FROM April 3 to 6 the Spring staging of the Antiques For Everyone fair fills Hall 5 of Birmingham’s National Exhibition Centre with what the organisers always claim to be more than 600 dealers, staked out in the now familiar format of Section One and Section Two.
The much larger, bustling Section Two has a dateline of 1950 while Section One is intended to be somewhat smarter, with what are termed “specialised expert dealers”, but in my experience you get some equally good dealers opting for the usually busier Section Two.
Section Two is slightly larger this April than in 2002 while Section One is a little smaller. There are obvious difficulties vetting a fair this size, especially Section Two, but organiser Fran Foster of Centrex (note the new name, the NEC’s organising arm were formerly Centre Exhibitions) bravely sets about this task with a 200-strong vetting committee. And there is a change on this front this Spring which should enhance the event considerably.
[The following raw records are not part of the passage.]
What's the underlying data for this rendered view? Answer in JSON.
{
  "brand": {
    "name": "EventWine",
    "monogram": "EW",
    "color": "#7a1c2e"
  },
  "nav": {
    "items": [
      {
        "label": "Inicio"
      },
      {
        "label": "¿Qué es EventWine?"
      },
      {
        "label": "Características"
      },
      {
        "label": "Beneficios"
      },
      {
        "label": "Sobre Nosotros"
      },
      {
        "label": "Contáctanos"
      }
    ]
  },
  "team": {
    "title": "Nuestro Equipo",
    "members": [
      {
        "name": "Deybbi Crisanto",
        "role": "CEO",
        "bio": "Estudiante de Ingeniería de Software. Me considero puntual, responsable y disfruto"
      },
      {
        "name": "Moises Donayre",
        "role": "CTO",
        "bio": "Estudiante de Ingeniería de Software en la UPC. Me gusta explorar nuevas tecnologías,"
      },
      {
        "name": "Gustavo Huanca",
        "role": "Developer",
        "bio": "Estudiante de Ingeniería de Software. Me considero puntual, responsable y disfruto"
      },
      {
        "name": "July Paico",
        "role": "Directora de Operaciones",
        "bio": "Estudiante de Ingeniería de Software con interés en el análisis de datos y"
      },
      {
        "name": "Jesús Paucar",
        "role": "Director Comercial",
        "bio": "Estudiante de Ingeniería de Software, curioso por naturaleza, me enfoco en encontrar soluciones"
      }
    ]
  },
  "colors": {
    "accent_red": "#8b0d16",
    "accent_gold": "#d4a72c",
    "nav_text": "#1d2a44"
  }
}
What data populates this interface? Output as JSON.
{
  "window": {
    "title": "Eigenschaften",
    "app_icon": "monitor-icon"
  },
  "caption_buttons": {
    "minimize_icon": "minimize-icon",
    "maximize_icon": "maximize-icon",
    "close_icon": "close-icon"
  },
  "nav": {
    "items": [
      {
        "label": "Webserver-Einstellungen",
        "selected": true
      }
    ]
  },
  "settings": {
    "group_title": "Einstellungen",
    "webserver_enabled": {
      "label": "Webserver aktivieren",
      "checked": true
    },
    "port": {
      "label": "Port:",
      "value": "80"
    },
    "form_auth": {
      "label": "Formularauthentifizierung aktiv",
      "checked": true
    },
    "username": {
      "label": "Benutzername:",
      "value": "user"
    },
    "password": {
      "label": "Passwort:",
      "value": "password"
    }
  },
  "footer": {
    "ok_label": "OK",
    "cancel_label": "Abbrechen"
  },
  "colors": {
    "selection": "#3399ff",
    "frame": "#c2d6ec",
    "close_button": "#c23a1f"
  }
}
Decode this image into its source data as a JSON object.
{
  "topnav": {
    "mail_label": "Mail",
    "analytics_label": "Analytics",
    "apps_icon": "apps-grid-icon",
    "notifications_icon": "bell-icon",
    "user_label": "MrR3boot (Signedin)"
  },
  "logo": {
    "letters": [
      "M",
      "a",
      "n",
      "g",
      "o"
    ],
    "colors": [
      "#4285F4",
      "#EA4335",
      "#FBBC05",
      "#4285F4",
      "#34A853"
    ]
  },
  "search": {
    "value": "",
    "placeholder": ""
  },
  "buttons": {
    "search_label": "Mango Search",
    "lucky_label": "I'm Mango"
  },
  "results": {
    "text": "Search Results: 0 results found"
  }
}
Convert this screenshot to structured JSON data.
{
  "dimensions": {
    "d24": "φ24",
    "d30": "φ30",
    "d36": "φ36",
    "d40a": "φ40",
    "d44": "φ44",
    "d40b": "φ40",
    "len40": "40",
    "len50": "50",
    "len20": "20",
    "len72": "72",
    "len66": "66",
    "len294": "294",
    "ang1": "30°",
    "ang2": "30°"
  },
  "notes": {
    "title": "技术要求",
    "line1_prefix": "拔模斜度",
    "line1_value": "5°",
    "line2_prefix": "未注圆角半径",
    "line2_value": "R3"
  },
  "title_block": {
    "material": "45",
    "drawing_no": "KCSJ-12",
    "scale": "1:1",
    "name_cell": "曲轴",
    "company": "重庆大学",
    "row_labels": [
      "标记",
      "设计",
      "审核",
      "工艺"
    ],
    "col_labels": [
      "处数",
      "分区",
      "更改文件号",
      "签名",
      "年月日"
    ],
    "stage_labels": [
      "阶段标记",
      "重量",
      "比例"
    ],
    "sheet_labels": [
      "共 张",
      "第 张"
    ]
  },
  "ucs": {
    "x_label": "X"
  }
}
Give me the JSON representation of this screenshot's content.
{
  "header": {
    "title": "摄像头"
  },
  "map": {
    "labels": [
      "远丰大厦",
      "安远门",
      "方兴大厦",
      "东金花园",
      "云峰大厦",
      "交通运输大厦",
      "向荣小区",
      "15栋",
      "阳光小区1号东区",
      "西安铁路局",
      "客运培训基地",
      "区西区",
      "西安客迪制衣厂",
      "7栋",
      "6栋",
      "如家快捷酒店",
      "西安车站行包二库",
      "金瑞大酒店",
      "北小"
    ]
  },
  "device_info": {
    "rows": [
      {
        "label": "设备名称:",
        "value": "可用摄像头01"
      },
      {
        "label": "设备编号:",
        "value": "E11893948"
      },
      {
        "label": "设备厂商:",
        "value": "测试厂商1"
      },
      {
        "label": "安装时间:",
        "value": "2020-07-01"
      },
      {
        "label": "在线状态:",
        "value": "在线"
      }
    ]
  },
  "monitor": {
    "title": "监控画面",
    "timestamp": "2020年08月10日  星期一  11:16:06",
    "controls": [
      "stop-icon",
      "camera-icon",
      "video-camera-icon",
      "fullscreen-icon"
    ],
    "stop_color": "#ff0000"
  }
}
Dateline restrictions have been dropped for paintings and sculpture in Section One, encouraging a number of galleries to return to the fair, among them John Noott from Broadway, and enticing newcomers like Contemporary Art of Eton who in addition to pictures carry a stock of Zimbabwean sculpture.
Also, a Specialist Dealer category has been created whereby certain dealers in Section One (not Section Two) can show work of any age provided it is of a quality and originality acceptable to the organisers and vetting committees.
Among those making their debut this Spring are Ashton Gower Antiques from Stow-on-the-Wold with post-war furniture, Britannia Antiques from Worcester with ceramics, Zolin Antiques from Hertfordshire with Arts Deco and Nouveau and Exclusive Design from Wolverhampton with French antiques.
Well-known dealers returning to the fair include Northamptonshire country furniture specialist Paul Hopwell, Roderick Jellicoe from Kensington with early English porcelain and Edinburgh glass man William MacAdam.
The Antiques For Everyone fairs must be the largest marketplace for vetted ceramics in the country, so particularly welcome is another dealer making his debut, Ray Heath from Staffordshire whose forte is Moorcroft.
He has recently acquired a large collection of Moorcroft from a private source (which trade whispers suggest may well be the Moorcroft family) and some 100 pieces will be on sale in Birmingham priced from £200 to around £25,000 for a rouge Flambé model of an owl on a rock, decorated by William Moorcroft c.1925.
“Such is the quality and rarity of these pieces I am expecting Moorcroft collectors from across the world at the NEC,” says Mr Heath.
Staying with ceramics, a novel attraction for china buffs is Zhai Xiaoxiang, one of only eight living Chinese Senior Porcelain Masters, who will demonstrate his skills at the fair. He continues to paint in the traditional famille rose Imperial style.
These daily demonstrations tie in with the loan exhibition of Chinese ceramics and Shanghai scroll paintings put together by Anglesey specialist dealer in Chinese works Peter Wain. Mr Wain was also instrumental in bringing over Mr Xiaoxiang. Admission to the fair is £8.